Personal information
- Born: 27 August 1984 (age 41)
- Original team: Norwood (SANFL)
- Debut: Round 3, 2003, Melbourne vs. Western Bulldogs, at Telstra Dome
- Height: 198 cm (6 ft 6 in)
- Weight: 97 kg (214 lb)

Playing career^{1}
- Years: Club / Games (Goals)
- 2003–2006: Melbourne / 4 (0)
- ^{1} Playing statistics correct to the end of 2006.

= Nick Smith (footballer, born 1984) =

Australian rules footballer

Nicholas Smith (born 27 August 1984) is an Australian rules footballer with the Box Hill Hawks of the Victorian Football League (VFL). Previously, Smith played for the Melbourne Football Club in the Australian Football League (AFL).

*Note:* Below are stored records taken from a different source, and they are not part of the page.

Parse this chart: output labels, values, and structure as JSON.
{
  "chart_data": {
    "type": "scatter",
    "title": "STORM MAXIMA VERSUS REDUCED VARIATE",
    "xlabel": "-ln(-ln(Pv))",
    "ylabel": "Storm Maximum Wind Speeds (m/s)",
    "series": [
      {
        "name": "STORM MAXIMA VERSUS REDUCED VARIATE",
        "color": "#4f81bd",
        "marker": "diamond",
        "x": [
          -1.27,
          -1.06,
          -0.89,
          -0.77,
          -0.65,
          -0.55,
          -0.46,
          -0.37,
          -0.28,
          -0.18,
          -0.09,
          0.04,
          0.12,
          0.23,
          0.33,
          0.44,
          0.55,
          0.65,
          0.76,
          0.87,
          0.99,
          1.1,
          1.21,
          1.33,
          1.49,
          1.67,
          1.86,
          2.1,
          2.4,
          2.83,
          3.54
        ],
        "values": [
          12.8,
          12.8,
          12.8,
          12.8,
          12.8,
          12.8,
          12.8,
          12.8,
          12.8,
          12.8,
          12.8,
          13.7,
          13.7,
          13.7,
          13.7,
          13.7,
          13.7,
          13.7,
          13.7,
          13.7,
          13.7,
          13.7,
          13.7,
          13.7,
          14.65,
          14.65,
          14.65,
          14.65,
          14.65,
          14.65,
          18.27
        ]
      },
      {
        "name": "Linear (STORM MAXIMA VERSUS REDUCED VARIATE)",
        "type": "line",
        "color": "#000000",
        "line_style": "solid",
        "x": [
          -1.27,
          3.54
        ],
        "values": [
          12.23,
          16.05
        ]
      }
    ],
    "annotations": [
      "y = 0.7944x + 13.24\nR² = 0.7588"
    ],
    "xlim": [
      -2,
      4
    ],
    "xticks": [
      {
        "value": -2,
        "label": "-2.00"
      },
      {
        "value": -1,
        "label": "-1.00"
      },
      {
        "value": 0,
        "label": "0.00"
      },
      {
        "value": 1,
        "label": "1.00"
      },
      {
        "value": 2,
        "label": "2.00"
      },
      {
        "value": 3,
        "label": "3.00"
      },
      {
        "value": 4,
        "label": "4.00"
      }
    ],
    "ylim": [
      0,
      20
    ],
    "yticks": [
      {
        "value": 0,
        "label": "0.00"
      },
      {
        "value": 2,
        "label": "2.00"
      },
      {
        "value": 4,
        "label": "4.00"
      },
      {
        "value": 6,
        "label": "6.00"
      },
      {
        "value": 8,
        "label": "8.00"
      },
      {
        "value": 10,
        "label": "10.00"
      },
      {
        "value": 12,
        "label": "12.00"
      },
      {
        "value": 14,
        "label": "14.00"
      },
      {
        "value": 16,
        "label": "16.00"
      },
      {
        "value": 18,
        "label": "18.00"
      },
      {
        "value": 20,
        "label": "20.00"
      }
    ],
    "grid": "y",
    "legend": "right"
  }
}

Recruited from South Australian National Football League club Norwood in the 2002 AFL draft, Smith debuted in 2003 for Melbourne, playing three games for the season, but having little game time or impact.

In 2004 and 2005, Smith played with Melbourne's VFL-affiliate, Sandringham, suffered a knee injury in 2005 which ended his season prematurely.

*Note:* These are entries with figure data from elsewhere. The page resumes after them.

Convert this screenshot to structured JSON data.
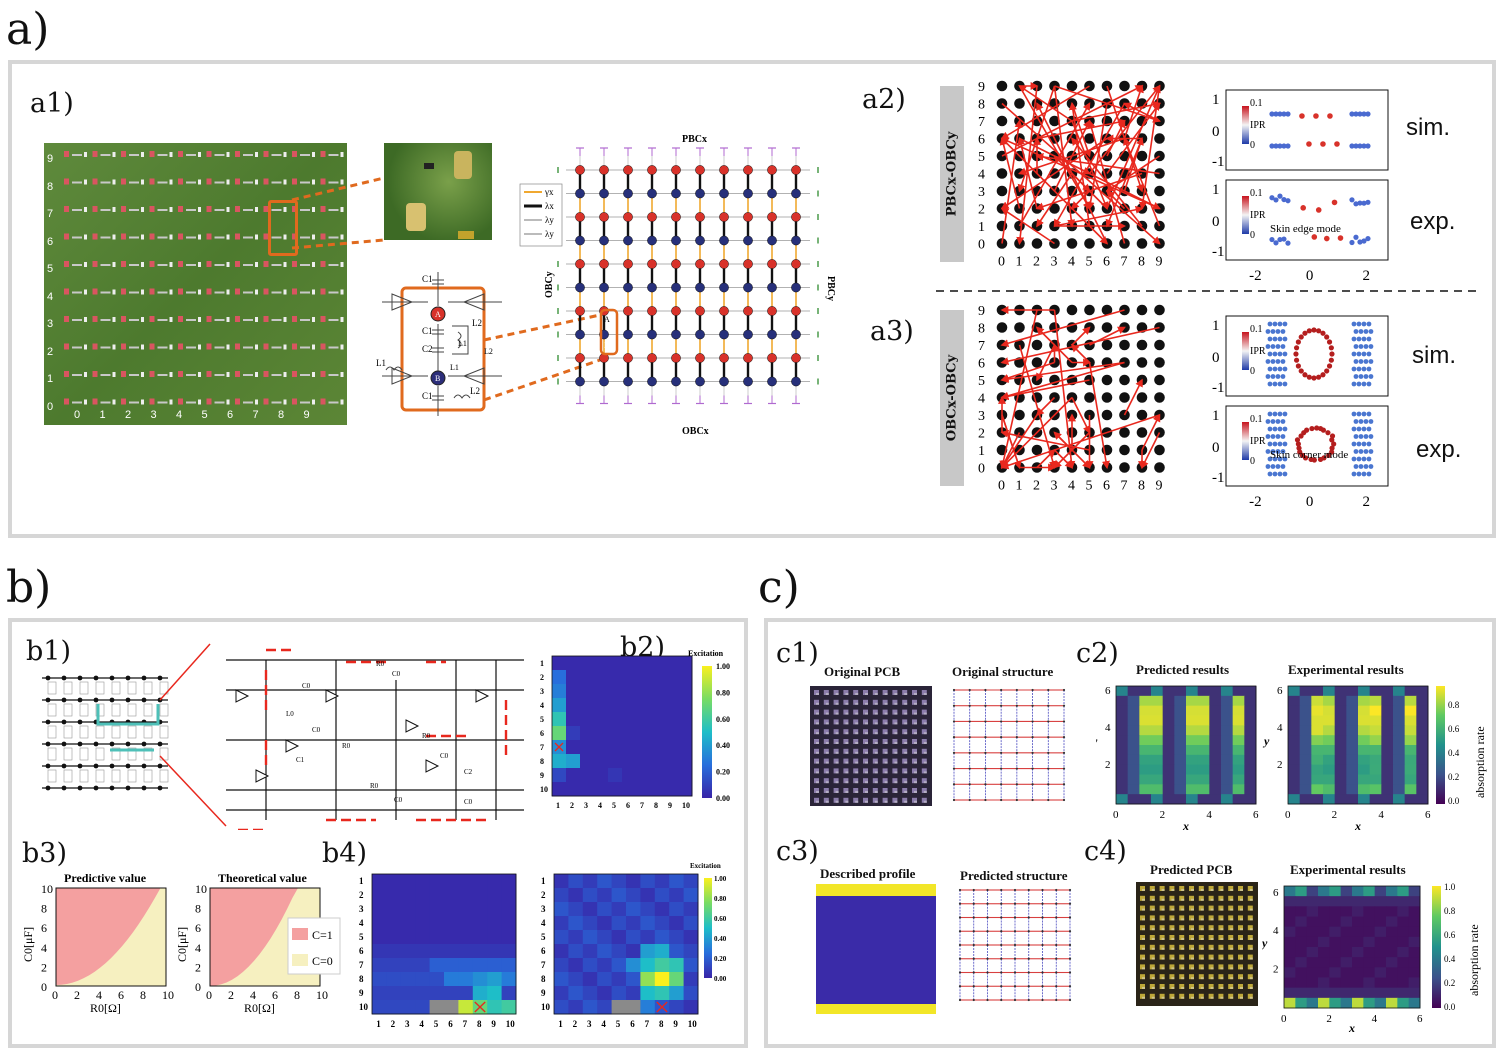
{
  "labels": {
    "a": "a)",
    "a1": "a1)",
    "a2": "a2)",
    "a3": "a3)",
    "b": "b)",
    "b1": "b1)",
    "b2": "b2)",
    "b3": "b3)",
    "b4": "b4)",
    "c": "c)",
    "c1": "c1)",
    "c2": "c2)",
    "c3": "c3)",
    "c4": "c4)"
  },
  "a1": {
    "photo_x_ticks": [
      "0",
      "1",
      "2",
      "3",
      "4",
      "5",
      "6",
      "7",
      "8",
      "9"
    ],
    "photo_y_ticks": [
      "9",
      "8",
      "7",
      "6",
      "5",
      "4",
      "3",
      "2",
      "1",
      "0"
    ],
    "circuit": {
      "C1_top": "C1",
      "A": "A",
      "C1_mid": "C1",
      "C2": "C2",
      "L1": "L1",
      "L2": "L2",
      "B": "B",
      "C1_bot": "C1",
      "L1b": "L1",
      "L2b": "L2",
      "L1c": "L1",
      "L2c": "L2"
    },
    "lattice": {
      "pbcx": "PBCx",
      "obcx": "OBCx",
      "obcy": "OBCy",
      "pbcy": "PBCy",
      "A": "A",
      "B": "B",
      "legend": [
        "γx",
        "λx",
        "λy",
        "λy"
      ]
    }
  },
  "a2": {
    "sidebar": "PBCx-OBCy",
    "ticks": [
      "0",
      "1",
      "2",
      "3",
      "4",
      "5",
      "6",
      "7",
      "8",
      "9"
    ],
    "sim": "sim.",
    "exp": "exp.",
    "spec_yticks": [
      "1",
      "0",
      "-1"
    ],
    "spec_xticks": [
      "-2",
      "0",
      "2"
    ],
    "ipr": "IPR",
    "ipr_max": "0.1",
    "ipr_min": "0",
    "annotation": "Skin edge mode"
  },
  "a3": {
    "sidebar": "OBCx-OBCy",
    "ticks": [
      "0",
      "1",
      "2",
      "3",
      "4",
      "5",
      "6",
      "7",
      "8",
      "9"
    ],
    "sim": "sim.",
    "exp": "exp.",
    "spec_yticks": [
      "1",
      "0",
      "-1"
    ],
    "spec_xticks": [
      "-2",
      "0",
      "2"
    ],
    "ipr": "IPR",
    "ipr_max": "0.1",
    "ipr_min": "0",
    "annotation": "Skin corner mode"
  },
  "b1": {
    "c0": "C0",
    "r0": "R0",
    "l0": "L0",
    "c1": "C1",
    "c2": "C2"
  },
  "b2": {
    "colorbar_title": "Excitation",
    "colorbar_ticks": [
      "1.00",
      "0.80",
      "0.60",
      "0.40",
      "0.20",
      "0.00"
    ],
    "x_ticks": [
      "1",
      "2",
      "3",
      "4",
      "5",
      "6",
      "7",
      "8",
      "9",
      "10"
    ],
    "y_ticks": [
      "1",
      "2",
      "3",
      "4",
      "5",
      "6",
      "7",
      "8",
      "9",
      "10"
    ]
  },
  "b3": {
    "left_title": "Predictive value",
    "right_title": "Theoretical value",
    "ylabel": "C0[μF]",
    "xlabel": "R0[Ω]",
    "xticks": [
      "0",
      "2",
      "4",
      "6",
      "8",
      "10"
    ],
    "yticks": [
      "10",
      "8",
      "6",
      "4",
      "2",
      "0"
    ],
    "legend": [
      "C=1",
      "C=0"
    ],
    "legend_colors": [
      "#f4a0a0",
      "#f6f0c0"
    ]
  },
  "b4": {
    "colorbar_title": "Excitation",
    "colorbar_ticks": [
      "1.00",
      "0.80",
      "0.60",
      "0.40",
      "0.20",
      "0.00"
    ],
    "x_ticks": [
      "1",
      "2",
      "3",
      "4",
      "5",
      "6",
      "7",
      "8",
      "9",
      "10"
    ],
    "y_ticks": [
      "1",
      "2",
      "3",
      "4",
      "5",
      "6",
      "7",
      "8",
      "9",
      "10"
    ]
  },
  "c1": {
    "title1": "Original PCB",
    "title2": "Original structure"
  },
  "c2": {
    "title1": "Predicted results",
    "title2": "Experimental results",
    "xlabel": "x",
    "ylabel": "y",
    "xticks": [
      "0",
      "2",
      "4",
      "6"
    ],
    "yticks": [
      "6",
      "4",
      "2"
    ],
    "colorbar_label": "absorption rate",
    "colorbar_ticks": [
      "0.8",
      "0.6",
      "0.4",
      "0.2",
      "0.0"
    ]
  },
  "c3": {
    "title1": "Described profile",
    "title2": "Predicted structure"
  },
  "c4": {
    "title1": "Predicted PCB",
    "title2": "Experimental results",
    "xlabel": "x",
    "ylabel": "y",
    "xticks": [
      "0",
      "2",
      "4",
      "6"
    ],
    "yticks": [
      "6",
      "4",
      "2"
    ],
    "colorbar_label": "absorption rate",
    "colorbar_ticks": [
      "1.0",
      "0.8",
      "0.6",
      "0.4",
      "0.2",
      "0.0"
    ]
  },
  "colors": {
    "box_border": "#d6d6d6",
    "arrow": "#e8281e",
    "orange": "#e06a1e",
    "viridis_yellow": "#f2e628",
    "viridis_blue": "#3a2ba8"
  }
}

Smith played in the VFL throughout 2006 but an injury to Melbourne's top ruckman Mark Jamar, Smith was suddenly recalled for the semi-final match against Fremantle Football Club. It was Smith's first AFL game in three years, but he could only manage three hitouts, as Melbourne were knocked out of the finals.

Smith was delisted by the Demons at the end of the 2006 season.